In response to these needs, the CUHK has been offering a master's programme in systems engineering and engineering management (SEEM) since 1997. The programme aims at providing advanced training for engineers and professionals aspiring to take up more management responsibilities.

Students are required to complete three compulsory and five elective courses. The mandatory subjects include principles of engineering management, information technology management and models and decisions with financial applications. The wide range of additional choices includes advanced engineering economics, project and technology management and computational finance.

Unconventional approach

While traditional engineering disciplines revolve around product manufacturing, the design of the SEEM curriculum emphasises the engineering of decisions and solutions through up-to-date information technologies.

"It's an engineering programme covering no physical products. Rather, it's more about management skills and decision making," Professor Li stresses. "Compared to an MBA programme, the SEEM focuses specifically on training students to deliver solutions that require sophisticated analytical skills."

Developing an online gaming model, for example, needs advanced computation with the aid of IT to produce an effective business solution. Other examples include transportation systems and the cash-flow systems of banks.

Mainland China is relying increasingly on its service industry, which is resulting in a growing demand for professionals with engineering management skills, Professor Li points out. Therefore, in addition to the two-year, part-time programme catering mainly for Hong Kong students, the university has also been offering a one-year, full-time programme aimed at mainland participants since 2008.

The response from mainland students has been overwhelming, with the CUHK receiving about 70 applications in the first year and numbers tripling in 2009.

All applicants are required to have a bachelor's degree in engineering, science or business administration. Hong Kong applicants tend to have two to six years of work experience, while their mainland classmates are mainly fresh graduates.

"The programme offers an opportunity for intercultural and cross-disciplinary exchange between local students and their counterparts from across the border," adds Professor Li.
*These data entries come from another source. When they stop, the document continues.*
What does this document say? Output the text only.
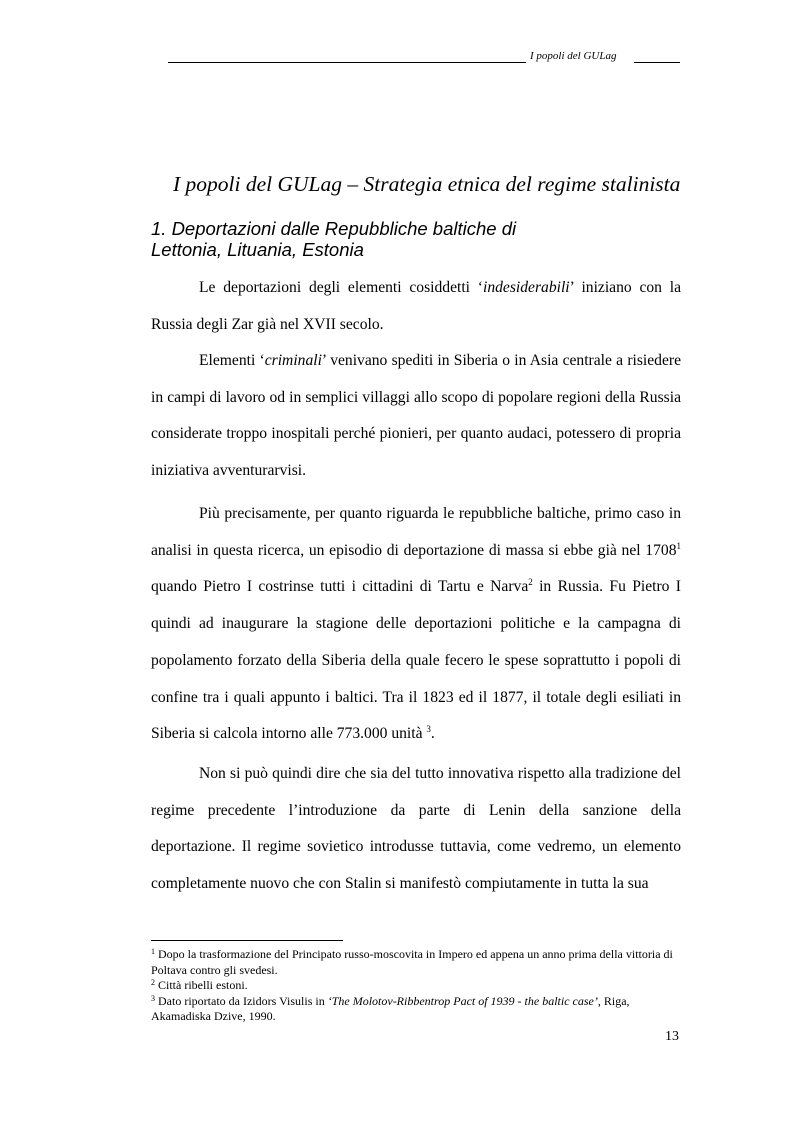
I popoli del GULag
I popoli del GULag – Strategia etnica del regime stalinista
1. Deportazioni dalle Repubbliche baltiche di
Lettonia, Lituania, Estonia

Le deportazioni degli elementi cosiddetti ‘indesiderabili’ iniziano con la Russia degli Zar già nel XVII secolo.

Elementi ‘criminali’ venivano spediti in Siberia o in Asia centrale a risiedere in campi di lavoro od in semplici villaggi allo scopo di popolare regioni della Russia considerate troppo inospitali perché pionieri, per quanto audaci, potessero di propria iniziativa avventurarvisi.

Più precisamente, per quanto riguarda le repubbliche baltiche, primo caso in analisi in questa ricerca, un episodio di deportazione di massa si ebbe già nel 1708$^1$ quando Pietro I costrinse tutti i cittadini di Tartu e Narva$^2$ in Russia. Fu Pietro I quindi ad inaugurare la stagione delle deportazioni politiche e la campagna di popolamento forzato della Siberia della quale fecero le spese soprattutto i popoli di confine tra i quali appunto i baltici. Tra il 1823 ed il 1877, il totale degli esiliati in Siberia si calcola intorno alle 773.000 unità $^3$.

Non si può quindi dire che sia del tutto innovativa rispetto alla tradizione del regime precedente l’introduzione da parte di Lenin della sanzione della deportazione. Il regime sovietico introdusse tuttavia, come vedremo, un elemento completamente nuovo che con Stalin si manifestò compiutamente in tutta la sua

$^1$ Dopo la trasformazione del Principato russo-moscovita in Impero ed appena un anno prima della vittoria di Poltava contro gli svedesi.

$^2$ Città ribelli estoni.

$^3$ Dato riportato da Izidors Visulis in ‘The Molotov-Ribbentrop Pact of 1939 - the baltic case’, Riga, Akamadiska Dzive, 1990.

13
Mainland students often start their own businesses, particularly in the logistics field, once they graduate, while Hong Kong participants typically take up more managerial responsibility in their workplace.

Alternative platform

As for people wanting to enhance their scope of knowledge in information and logistics technologies, they may consider the university's master of science programme in e-commerce and logistics technologies.
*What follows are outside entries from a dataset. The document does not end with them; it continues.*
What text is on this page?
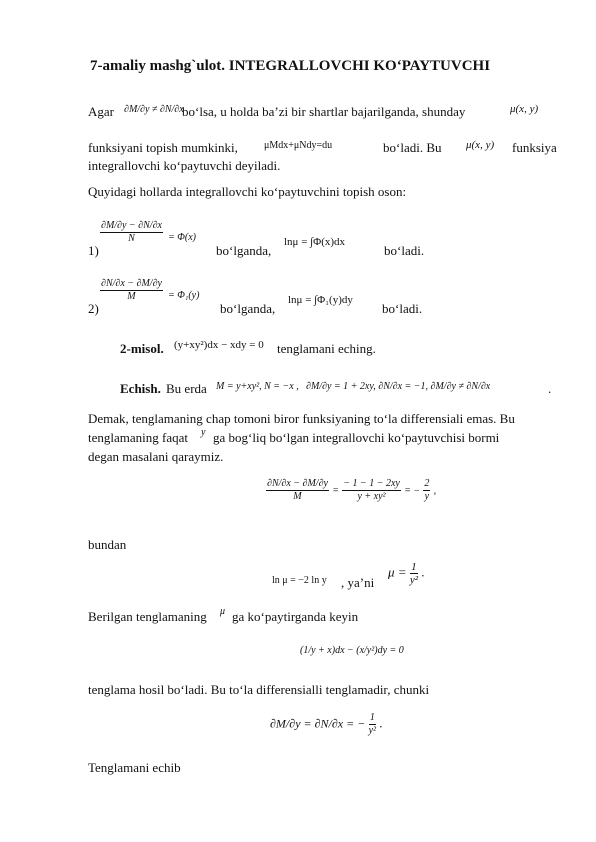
7-amaliy mashg`ulot. INTEGRALLOVCHI KO‘PAYTUVCHI
Agar ∂M/∂y ≠ ∂N/∂x
bo‘lsa, u holda ba’zi bir shartlar bajarilganda, shunday	μ(x, y)
funksiyani topish mumkinki,	μMdx+μNdy=du	bo‘ladi. Bu μ(x, y) funksiya
integrallovchi ko‘paytuvchi deyiladi.
Quyidagi hollarda integrallovchi ko‘paytuvchini topish oson:
1)
$\frac{\partial M/\partial y - \partial N/\partial x}{N} = \Phi(x)$
bo‘lganda,
lnμ = ∫Φ(x)dx
bo‘ladi.
2)
$\frac{\partial N/\partial x - \partial M/\partial y}{M} = \Phi_1(y)$
bo‘lganda,
lnμ = ∫Φ₁(y)dy
bo‘ladi.
2-misol. (y+xy²)dx − xdy = 0 tenglamani eching.
Echish. Bu erda M = y+xy², N = −x , ∂M/∂y = 1 + 2xy, ∂N/∂x = −1, ∂M/∂y ≠ ∂N/∂x	.
Demak, tenglamaning chap tomoni biror funksiyaning to‘la differensiali emas. Bu
tenglamaning faqat y ga bog‘liq bo‘lgan integrallovchi ko‘paytuvchisi bormi
degan masalani qaraymiz.
$\frac{\partial N/\partial x - \partial M/\partial y}{M} = \frac{- 1 - 1 - 2xy}{\text{y + xy²}}$ = − $\frac{2}{y}$ ,
bundan
ln μ = −2 ln y , ya’ni
$\mu = \frac{1}{\text{y²}}$ .
Berilgan tenglamaning μ ga ko‘paytirganda keyin
(1/y + x)dx − (x/y²)dy = 0
tenglama hosil bo‘ladi. Bu to‘la differensialli tenglamadir, chunki
∂M/∂y = ∂N/∂x = − $\frac{1}{\text{y²}}$ .
Tenglamani echib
Launched in 2007 under the university's Faculty of Engineering, the programme requires students to take four core courses covering the fundamentals of e-commerce technologies, electronic payment systems, logistics management and engineering economics.

They may choose from a wide range of elective subjects dealing with internet and information systems, as well as enterprise solutions. These include e-commerce data mining techniques as well as mobile commerce and mobile logistics.

E-commerce is a source of new business opportunities, Professor Li points out. The programme aims to be relevant to the industry, discussing and comparing recent successful online business models, particularly from a management and decision making perspective.

Students also gain hands-on experience in studying and developing actual systems for e-commerce through a newly launched project-based elective subject. "Once they have built up their fundamental knowledge in the classroom, they can apply it in a real business context," Professor Li adds.

The new elective involves working on projects such as online banking and financial systems, internet shopping or electronic payment systems run by the Faculty of Engineering's Centre for Logistics Technologies and Supply Chain Optimisation.

Similar elective courses will also be incorporated into the SEEM programme over the next few years, Professor Li says. "We intend to arrange more company visits and facilitate discussion and interaction that help students to solve specific problems. Our ultimate aim is to narrow the gap between classroom learning and the real business environment," he concludes.